Netochka was famous/infamous for sending a huge quantity of emails to many international lists, using her own cryptic language. The postings were a mix of shameless self-promotion (for herself and her nato.0+55+3d software), philosophical ramblings and provocative comments about some well-known individuals in the net culture scene. Some of her websites were eusocial.com, membank.org and m9ndfukc.com, and her writings gave an impression that she had her own anarchistic wordview and political agenda, but it was impossible to figure out what it was. Here is a small sample:

aprez - az laughtr g!vz ua! 2 konzum>tearz.
 + memor!ez r sk!nd al!v - ch!ldhood !z bloun
 through dze ruztle ov autumn leavez +
 celz [ue] reg!ztr !n un!zon dze magn!tude
 ov a s!ngl !mprec!z!e.
nn. tu!rl!ng. out ov s!ght. u!th!n u.
akt!vat!ng d!zturbansz !n sod!um-potass!um
 eku!ll!br!um akross neuron membranez.
apropoz = 01 apple.com agent = ov op!n!e ur =cw4t7abs reklama
 = luvl!. != made !t ultra publ!k tzo = muzt !osc!lat u!ldl!.
 he = thought ! = uaz tr!zte + angr! auss!. naja.
 !ch b!n ganz gluckl!ch + fre!. salut.

When it was Netochka’s turn to give a presentation, she sat down on a chair and placed some living snails on her gray dress. She continued by reading a poem and meanwhile the snails ‘drew’ an abstract ‘painting’ on her dress.

Netochka’s snails

ZAPATISTA AIR FORCE

Another invited presenter was Ricardo Domingues, one of the members of Electronic Disturbance Theatre. Ricardo gave a presentation about Virtual Sit-Ins, a method for organising online protests. The participants of a virtual sit-in would download an application that would send a large amount of requests to a certain website, eventually causing it to crash.

Ricardo also told about the Zapatista Air Force.
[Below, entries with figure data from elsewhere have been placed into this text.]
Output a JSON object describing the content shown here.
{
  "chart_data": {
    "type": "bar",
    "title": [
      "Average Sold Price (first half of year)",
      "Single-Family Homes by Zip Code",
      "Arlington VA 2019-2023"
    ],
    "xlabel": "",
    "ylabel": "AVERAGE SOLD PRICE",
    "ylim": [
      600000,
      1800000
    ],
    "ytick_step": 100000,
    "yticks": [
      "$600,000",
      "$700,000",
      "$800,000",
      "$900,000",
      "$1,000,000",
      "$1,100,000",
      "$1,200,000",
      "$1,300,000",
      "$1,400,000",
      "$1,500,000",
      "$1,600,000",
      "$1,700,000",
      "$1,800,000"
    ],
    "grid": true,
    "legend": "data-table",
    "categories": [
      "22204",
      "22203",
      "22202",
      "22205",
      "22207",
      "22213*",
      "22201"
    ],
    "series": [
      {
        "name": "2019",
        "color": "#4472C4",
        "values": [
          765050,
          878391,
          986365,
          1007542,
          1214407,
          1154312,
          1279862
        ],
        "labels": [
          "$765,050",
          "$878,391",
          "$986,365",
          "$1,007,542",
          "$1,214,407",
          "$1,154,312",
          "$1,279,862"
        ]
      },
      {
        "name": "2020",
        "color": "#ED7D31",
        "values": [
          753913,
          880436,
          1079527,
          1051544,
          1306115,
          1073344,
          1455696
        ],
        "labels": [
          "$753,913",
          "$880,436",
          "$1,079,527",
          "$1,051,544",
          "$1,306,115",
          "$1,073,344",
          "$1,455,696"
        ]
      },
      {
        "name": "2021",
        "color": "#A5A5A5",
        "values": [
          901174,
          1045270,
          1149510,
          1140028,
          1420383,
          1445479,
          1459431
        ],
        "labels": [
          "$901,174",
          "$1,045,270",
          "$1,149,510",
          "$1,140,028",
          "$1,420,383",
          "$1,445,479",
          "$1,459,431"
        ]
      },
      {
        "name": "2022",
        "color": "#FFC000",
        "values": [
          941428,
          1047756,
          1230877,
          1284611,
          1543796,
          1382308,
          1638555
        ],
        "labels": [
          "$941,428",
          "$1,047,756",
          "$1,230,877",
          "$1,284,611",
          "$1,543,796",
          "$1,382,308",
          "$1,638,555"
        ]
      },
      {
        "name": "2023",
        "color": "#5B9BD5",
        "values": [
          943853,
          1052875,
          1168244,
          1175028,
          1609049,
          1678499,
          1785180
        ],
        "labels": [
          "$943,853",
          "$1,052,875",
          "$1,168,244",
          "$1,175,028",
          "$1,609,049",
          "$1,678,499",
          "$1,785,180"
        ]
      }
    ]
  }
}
The Chiapas government had been spreading a false rumour that the Zapatistas were planning ‘new acts of violence’. This rumour was used as an excuse to increase the governments’ military force in Lacandon jungle where the Zapatista army was supposedly hiding.
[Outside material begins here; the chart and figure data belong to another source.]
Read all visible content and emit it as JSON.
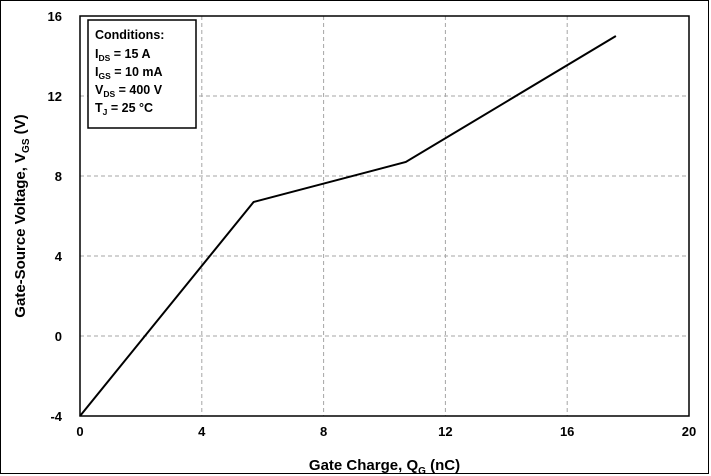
{
  "chart_data": {
    "type": "line",
    "title": "",
    "xlabel": {
      "main": "Gate Charge, Q",
      "sub": "G",
      "unit": " (nC)"
    },
    "ylabel": {
      "main": "Gate-Source Voltage, V",
      "sub": "GS",
      "unit": " (V)"
    },
    "xlim": [
      0,
      20
    ],
    "ylim": [
      -4,
      16
    ],
    "x_ticks": [
      0,
      4,
      8,
      12,
      16,
      20
    ],
    "y_ticks": [
      -4,
      0,
      4,
      8,
      12,
      16
    ],
    "grid": true,
    "line_color": "#000000",
    "grid_color": "#a6a6a6",
    "series": [
      {
        "x": [
          0,
          5.7,
          10.7,
          17.6
        ],
        "y": [
          -4,
          6.7,
          8.7,
          15.0
        ]
      }
    ],
    "annotation": {
      "heading": "Conditions:",
      "lines": [
        {
          "main": "I",
          "sub": "DS",
          "rest": " = 15 A"
        },
        {
          "main": "I",
          "sub": "GS",
          "rest": " = 10 mA"
        },
        {
          "main": "V",
          "sub": "DS",
          "rest": " =  400 V"
        },
        {
          "main": "T",
          "sub": "J",
          "rest": " = 25 °C"
        }
      ]
    }
  }
}
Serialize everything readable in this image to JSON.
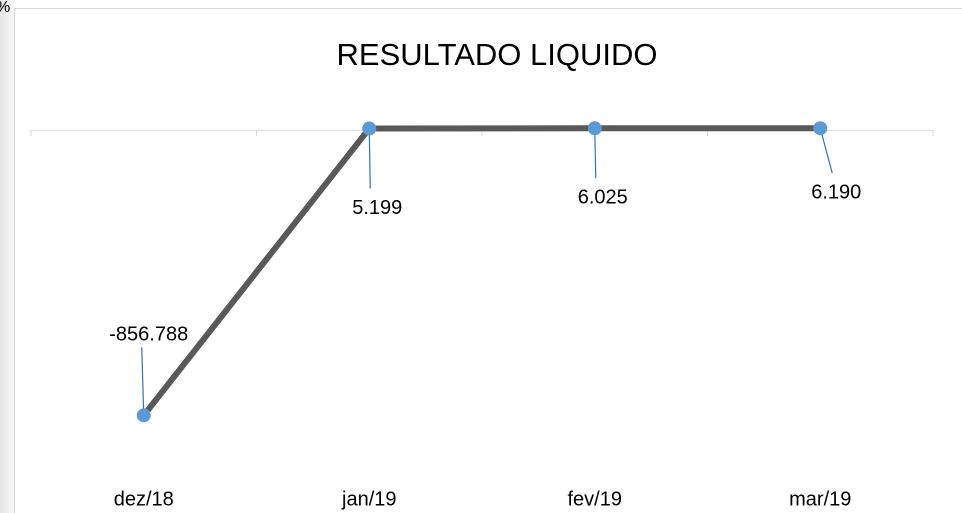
{
  "corner_text": "%",
  "chart_data": {
    "type": "line",
    "title": "RESULTADO LIQUIDO",
    "categories": [
      "dez/18",
      "jan/19",
      "fev/19",
      "mar/19"
    ],
    "series": [
      {
        "color": "#595959",
        "marker_color": "#5b9bd5",
        "values": [
          -856788,
          5199,
          6025,
          6190
        ],
        "value_labels": [
          "-856.788",
          "5.199",
          "6.025",
          "6.190"
        ]
      }
    ],
    "ylim": [
      -1000000,
      100000
    ]
  }
}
The local people responded by organising a demonstration, or rather an act of political theatre, by throwing paper planes over the fence of the military camp. They wanted to break the ‘sound barrier’ which the government had established between them and the soldiers. One of the messages said “Soldiers, we know that poverty has made you sell your lives and souls. I also am poor, as are millions. But you are worse off, for defending our exploiter”.

Inspired by this event, the Electronic Disturbance Theater released a software called “Zapatista Tribal Port Scan” which would repeatedly send a poem about the Zapatista struggle for peace to government’s servers, through the “barbed wire” of internet.